But attacks have continued against Marines in the Upper Sangin Valley, either from Alikozai who reject the deal or other fighters beyond the tribe’s control, said Lt. Col. Jason Morris, commander of the 3rd Battalion, 5th Marine Regiment in Sangin.

Fighting has been less intense than before the deal, but that applies throughout the district, a development the Marines on the ground in Sangin believe is driven by the normal winter lull and the hundreds of casualties inflicted on the Taliban.

“While some are still optimistic that the agreement is in place, others, including me, are much more suspect about whether there actually is an agreement or if they are capable of upholding an agreement,” Morris, commander of the 3rd Battalion, 5th Marine Regiment, said in an interview.

Maj. Chris Bopp, the operations officer for the 2nd Marine Reconnaissance Battalion in the area, said it’s hard to know how many Alikozai rank-and-file even know about the deal.

People in the Upper Sangin Valley say the recent attacks are being carried out by “foreign fighters,” meaning fighters from outside their area, but that is a common refrain in Afghanistan and must be viewed skeptically, said Bopp, 37, from Catonsville, Maryland.

Morris estimated that at least 25 percent of the Alikozai don’t agree with the peace deal and he doubted its supporters are strong enough to stand up to fighters from outside.

“It’s obvious to me that the Alikozai cannot control their area or are choosing not to,” said Morris, 40, from Oceanside, California.

Not everyone is pessimistic, however. The governor of Sangin, Mohammad Sharif, believes that given time, the Alikozai will manage to control their area. The top NATO commander in Helmand, Maj. Gen. Richard Mills, is also upbeat because most of the attacks following the deal have occurred away from Rt. 611, which coalition forces have worked to secure and improve.

The road runs north to the Kajaki dam, the biggest source of electricity for southern Afghanistan. The dam needs a third turbine but the road has been too dangerous for equipment to be delivered. The peace agreement includes an Alikozai promise to keep the road open.

“The road has not been attacked and the road builders have not been attacked,” said Mills, 60, from Huntington, New York. Regarding its security clauses, “I’m satisfied the agreement is holding,” he said in an interview.

Taliban leaders were outraged by the peace deal and put bounties on the Alikozai elders involved in negotiating it, said Morris, the battalion commander. Days later, gunmen tried to kill one of the most prominent elders, Badar Agha, outside his home. He escaped, shot in the leg.
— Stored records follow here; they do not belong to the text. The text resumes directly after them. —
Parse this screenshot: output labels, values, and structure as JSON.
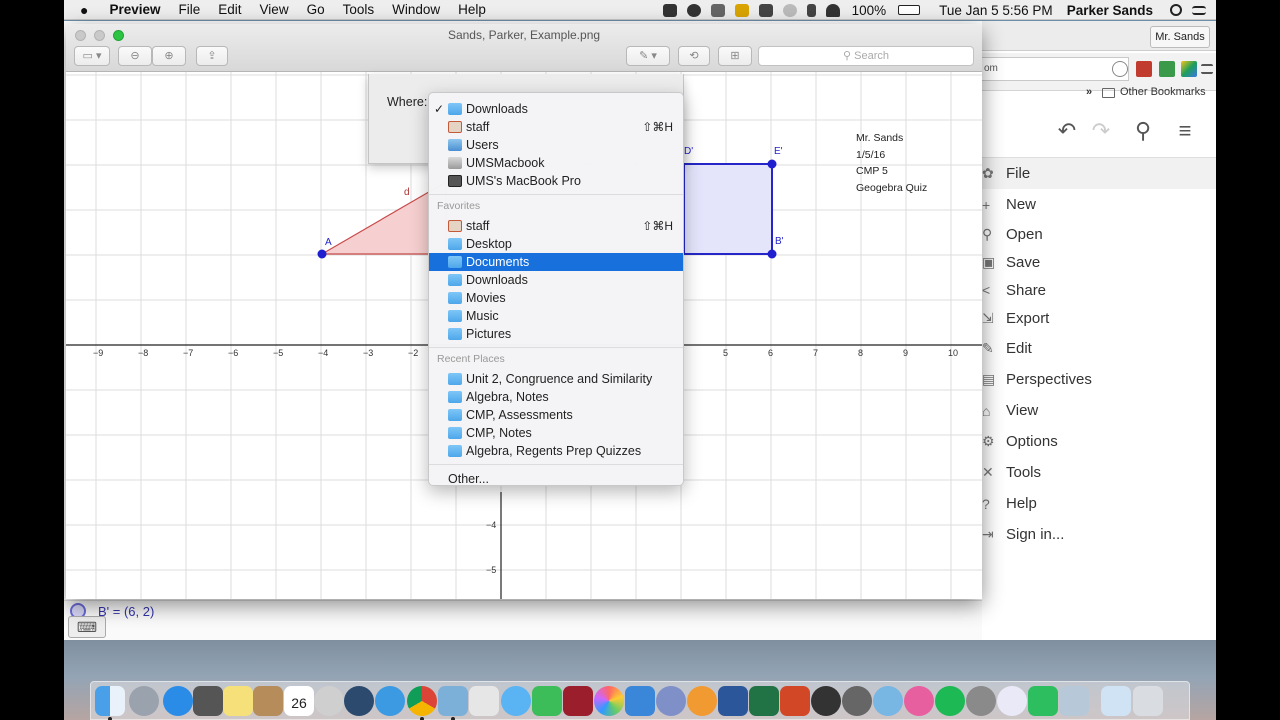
{
  "menubar": {
    "app": "Preview",
    "menus": [
      "File",
      "Edit",
      "View",
      "Go",
      "Tools",
      "Window",
      "Help"
    ],
    "battery": "100%",
    "clock": "Tue Jan 5  5:56 PM",
    "user": "Parker Sands"
  },
  "chrome": {
    "profile_button": "Mr. Sands",
    "address_fragment": "om",
    "bookmarks_overflow": "»",
    "other_bookmarks": "Other Bookmarks"
  },
  "geogebra": {
    "menu": [
      "File",
      "New",
      "Open",
      "Save",
      "Share",
      "Export",
      "Edit",
      "Perspectives",
      "View",
      "Options",
      "Tools",
      "Help",
      "Sign in..."
    ],
    "algebra_row": "B' = (6, 2)"
  },
  "preview": {
    "title": "Sands, Parker, Example.png",
    "search_placeholder": "Search",
    "notes": [
      "Mr. Sands",
      "1/5/16",
      "CMP 5",
      "Geogebra Quiz"
    ],
    "x_ticks": [
      -9,
      -8,
      -7,
      -6,
      -5,
      -4,
      -3,
      -2,
      5,
      6,
      7,
      8,
      9,
      10
    ],
    "y_ticks": [
      -4,
      -5
    ],
    "point_labels": {
      "A": "A",
      "d": "d",
      "D_prime": "D'",
      "E_prime": "E'",
      "B_prime": "B'"
    }
  },
  "export_sheet": {
    "where_label": "Where:",
    "selected": "Downloads",
    "top_items": [
      {
        "label": "Downloads",
        "icon": "downloads-folder",
        "checked": true
      },
      {
        "label": "staff",
        "icon": "home",
        "shortcut": "⇧⌘H"
      },
      {
        "label": "Users",
        "icon": "users-folder"
      },
      {
        "label": "UMSMacbook",
        "icon": "hard-drive"
      },
      {
        "label": "UMS's MacBook Pro",
        "icon": "laptop"
      }
    ],
    "favorites_header": "Favorites",
    "favorites": [
      {
        "label": "staff",
        "icon": "home",
        "shortcut": "⇧⌘H"
      },
      {
        "label": "Desktop",
        "icon": "folder"
      },
      {
        "label": "Documents",
        "icon": "folder",
        "highlighted": true
      },
      {
        "label": "Downloads",
        "icon": "downloads-folder"
      },
      {
        "label": "Movies",
        "icon": "folder"
      },
      {
        "label": "Music",
        "icon": "folder"
      },
      {
        "label": "Pictures",
        "icon": "folder"
      }
    ],
    "recent_header": "Recent Places",
    "recent": [
      {
        "label": "Unit 2, Congruence and Similarity",
        "icon": "folder"
      },
      {
        "label": "Algebra, Notes",
        "icon": "folder"
      },
      {
        "label": "CMP, Assessments",
        "icon": "folder"
      },
      {
        "label": "CMP, Notes",
        "icon": "folder"
      },
      {
        "label": "Algebra, Regents Prep Quizzes",
        "icon": "folder"
      }
    ],
    "other": "Other..."
  },
  "dock": {
    "calendar_day": "26"
  },
  "colors": {
    "menu_highlight": "#1770dc",
    "triangle_fill": "#f6d0d0",
    "triangle_stroke": "#c84a4a",
    "rect_fill": "#e4e4fb",
    "rect_stroke": "#2626c8",
    "point": "#1f1fd0"
  }
}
The Alikozai have fought the insurgents before. They rose up against the Taliban in May 2007 but got no help from coalition forces or the Afghan government and were crushed. Some tribesmen ended up being forced to join the Taliban, but many continued to resent “foreign fighters” on their turf.

Likely concerned about history repeating itself, many of the elders under death threat over the peace deal traveled to the Pakistani city of Quetta to talk to the Taliban leadership, said Morris. There are conflicting reports about what was achieved and whether the elders have returned to Sangin.

The Alikozai have failed to put together a 15-man governing council that was part of the deal, a delay that Morris believes is driven by fear of Taliban retribution.

He said that during the peace negotiations the Marines pulled out of the Upper Sangin Valley as a show of faith, but had difficulty getting a response from the fiercely independent Alikozai about whether they wanted coalition forces back or would view them as another foreign occupier.

After waiting more than a week, the Marines returned lest a power vacuum develop, Morris said.

“While many of them seem to want us here, they are tempering their emotions because they want to make sure that this is something that lasts and not something that’s temporary,” said Bopp.